By Asa Fitch
Mobile-phone chip-making giant Qualcomm Inc. expects a surge in smartphones sales next year as consumers flock to 5G-capable devices such as Apple Inc.'s new iPhone 12 that helped lift its latest results.
Qualcomm, a leading supplier of the chips powering 5G equipment, is projecting shipments of 450 million to 550 million 5G smartphones in 2021, at least double the expected total this year.
Handset sales were the big driver of the company's earnings in the latest quarter, Chief Executive Steve Mollenkopf said, adding that Qualcomm also is seeing benefits from other kinds of devices using its 5G chips. They included internet-of-things devices and networking gear, he told analysts Wednesday.
"I would argue Covid has convinced people that these technologies are now even more important than they thought they were," he said.
Telecommunications providers and analysts are betting that Apple's launch last month of several 5G-capable phones will give a boost to demand for such services. "Until now, most people have taken a wait-and-see approach to 5G. They've been waiting for 5G to get real," Verizon Communications Inc. CEO Hans Vestberg said at Apple's virtual launch event, adding the iPhone 12 "the wait is over."
Qualcomm is expected to be a major beneficiary of Apple's 5G phones. Mr. Mollenkopf said the company's sales for the quarter ended in September reflected some of that business but would be more substantial in later quarters.
The company generated $8.3 billion in revenue in the last quarter, a 73% jump from a year earlier. The figure included a one-time payment of $1.8 billion from a prior licensing settlement with Chinese phone giant Huawei Technologies Co.

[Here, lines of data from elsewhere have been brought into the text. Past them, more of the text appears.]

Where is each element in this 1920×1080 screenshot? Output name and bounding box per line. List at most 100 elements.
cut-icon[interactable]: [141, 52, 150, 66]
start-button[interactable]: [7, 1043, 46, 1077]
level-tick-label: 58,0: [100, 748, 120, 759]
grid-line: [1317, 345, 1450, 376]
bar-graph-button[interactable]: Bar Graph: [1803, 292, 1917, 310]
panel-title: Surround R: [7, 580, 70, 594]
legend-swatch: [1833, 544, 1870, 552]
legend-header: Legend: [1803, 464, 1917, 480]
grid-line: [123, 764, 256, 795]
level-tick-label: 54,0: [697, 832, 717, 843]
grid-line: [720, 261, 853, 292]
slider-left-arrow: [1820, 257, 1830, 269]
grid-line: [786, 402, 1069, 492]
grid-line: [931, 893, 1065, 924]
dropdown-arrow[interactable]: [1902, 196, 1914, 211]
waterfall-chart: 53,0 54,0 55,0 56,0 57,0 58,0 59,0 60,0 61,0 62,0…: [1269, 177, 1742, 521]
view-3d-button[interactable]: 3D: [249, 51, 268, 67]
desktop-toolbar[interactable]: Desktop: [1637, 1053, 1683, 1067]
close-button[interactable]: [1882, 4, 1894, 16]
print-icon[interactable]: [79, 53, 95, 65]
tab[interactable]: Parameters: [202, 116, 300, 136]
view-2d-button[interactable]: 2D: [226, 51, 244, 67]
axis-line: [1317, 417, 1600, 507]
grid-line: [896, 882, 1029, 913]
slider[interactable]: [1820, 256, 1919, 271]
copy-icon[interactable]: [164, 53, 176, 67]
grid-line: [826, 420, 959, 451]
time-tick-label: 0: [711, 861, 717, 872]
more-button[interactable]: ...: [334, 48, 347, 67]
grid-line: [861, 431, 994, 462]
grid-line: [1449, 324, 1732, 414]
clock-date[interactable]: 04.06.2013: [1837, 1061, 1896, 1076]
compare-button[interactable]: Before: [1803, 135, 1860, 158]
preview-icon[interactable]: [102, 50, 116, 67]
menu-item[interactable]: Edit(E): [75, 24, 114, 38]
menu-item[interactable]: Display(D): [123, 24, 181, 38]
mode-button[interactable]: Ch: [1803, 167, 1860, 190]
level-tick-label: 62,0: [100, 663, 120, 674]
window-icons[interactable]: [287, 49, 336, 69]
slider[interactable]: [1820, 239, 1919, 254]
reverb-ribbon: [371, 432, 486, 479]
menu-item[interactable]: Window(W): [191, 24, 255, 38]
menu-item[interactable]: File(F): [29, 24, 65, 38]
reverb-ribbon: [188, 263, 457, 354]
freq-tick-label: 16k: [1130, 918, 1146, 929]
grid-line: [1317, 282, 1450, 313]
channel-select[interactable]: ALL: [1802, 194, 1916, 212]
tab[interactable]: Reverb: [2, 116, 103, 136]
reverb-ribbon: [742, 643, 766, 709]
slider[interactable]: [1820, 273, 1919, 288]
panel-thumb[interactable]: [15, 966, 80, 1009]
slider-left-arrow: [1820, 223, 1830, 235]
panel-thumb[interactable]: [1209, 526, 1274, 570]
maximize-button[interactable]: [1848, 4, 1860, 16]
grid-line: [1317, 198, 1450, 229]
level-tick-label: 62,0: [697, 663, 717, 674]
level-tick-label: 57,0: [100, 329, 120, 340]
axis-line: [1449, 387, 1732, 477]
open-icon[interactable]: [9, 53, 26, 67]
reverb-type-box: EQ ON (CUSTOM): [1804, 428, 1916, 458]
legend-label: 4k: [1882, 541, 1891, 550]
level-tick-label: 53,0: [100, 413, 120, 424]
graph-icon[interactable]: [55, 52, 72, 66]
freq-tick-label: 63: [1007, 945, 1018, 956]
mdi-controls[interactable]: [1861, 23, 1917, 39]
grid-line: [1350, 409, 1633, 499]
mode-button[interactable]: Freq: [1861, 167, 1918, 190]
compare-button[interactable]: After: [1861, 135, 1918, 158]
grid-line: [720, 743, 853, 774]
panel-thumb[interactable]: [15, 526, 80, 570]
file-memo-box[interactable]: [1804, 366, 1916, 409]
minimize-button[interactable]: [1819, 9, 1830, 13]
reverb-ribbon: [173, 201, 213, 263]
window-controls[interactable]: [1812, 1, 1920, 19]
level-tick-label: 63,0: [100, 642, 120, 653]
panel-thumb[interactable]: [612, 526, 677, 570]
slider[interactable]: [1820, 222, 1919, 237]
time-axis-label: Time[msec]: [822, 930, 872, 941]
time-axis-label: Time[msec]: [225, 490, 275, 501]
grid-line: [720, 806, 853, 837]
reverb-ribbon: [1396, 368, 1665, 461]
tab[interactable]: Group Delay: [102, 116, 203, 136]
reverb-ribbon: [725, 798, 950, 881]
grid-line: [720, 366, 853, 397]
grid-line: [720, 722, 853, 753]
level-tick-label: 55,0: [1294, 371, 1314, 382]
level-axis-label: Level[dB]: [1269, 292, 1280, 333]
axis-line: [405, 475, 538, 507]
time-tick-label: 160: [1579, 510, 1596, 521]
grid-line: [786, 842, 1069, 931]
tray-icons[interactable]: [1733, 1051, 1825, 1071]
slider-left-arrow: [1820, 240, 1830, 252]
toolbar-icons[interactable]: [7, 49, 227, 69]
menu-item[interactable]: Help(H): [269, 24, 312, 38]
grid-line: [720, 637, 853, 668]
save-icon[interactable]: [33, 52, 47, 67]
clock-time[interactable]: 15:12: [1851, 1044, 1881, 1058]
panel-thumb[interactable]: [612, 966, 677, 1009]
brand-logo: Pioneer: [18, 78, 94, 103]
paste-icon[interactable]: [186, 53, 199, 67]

Even stripping out the Huawei agreement, sales rose 35% from the prior year. The sale of the newest 5G smartphones have been a bright spot for handset makers in a market that otherwise has been lackluster since the pandemic hit.
Qualcomm posted $2.58 in earnings per share for the most recent quarter, more than quadrupling the year-ago figure because of the Huawei payment. Earnings were also up when excluding that payment.
The results came in above Wall Street expectations. Analysts expected $5.9 billion in sales excluding the Huawei payment and per-share earnings of $2.23, according to a FactSet survey.
The San Diego-based company's shares rose more than 10% in after-hours trading Wednesday.
The strong earnings come as Qualcomm emerges from several years of legal challenges over how it licenses patents on key telecommunications technologies, which some competitors and regulators have called unfair. Apple and the Federal Trade Commission both sued Qualcomm in 2017, alleging it leveraged its position as a crucial chip supplier to get more favorable terms on its licenses.
Apple and Qualcomm reached a settlement of their dispute last April, while the company has all but won its FTC case. A federal appeals court last month declined to revisit a ruling in Qualcomm's favor, leaving an appeal to the Supreme Court as the FTC's only recourse.
Anticipated demand for 5G products is contributing to a wave of acquisitions reshaping America's chip industry. Marvell Technology Group Ltd. last month said it would buy Inphi Corp., in part for its 5G activities. It is the latest in a series of blockbuster deals this year that also has seen Nvidia Corp. and Advanced Micro Devices Inc. propose big acquisitions. Intel Corp. Chief Executive Bob Swan said last month the company may use some of the funds from the sale of its flash-memory manufacturing business to South Korea's SK Hynix Inc. to invest in 5G.
Qualcomm forecast per-share earnings of $1.67 to $1.87 on sales of $7.8 billion to $8.6 billion for the current quarter -- also beating Wall Street's projections.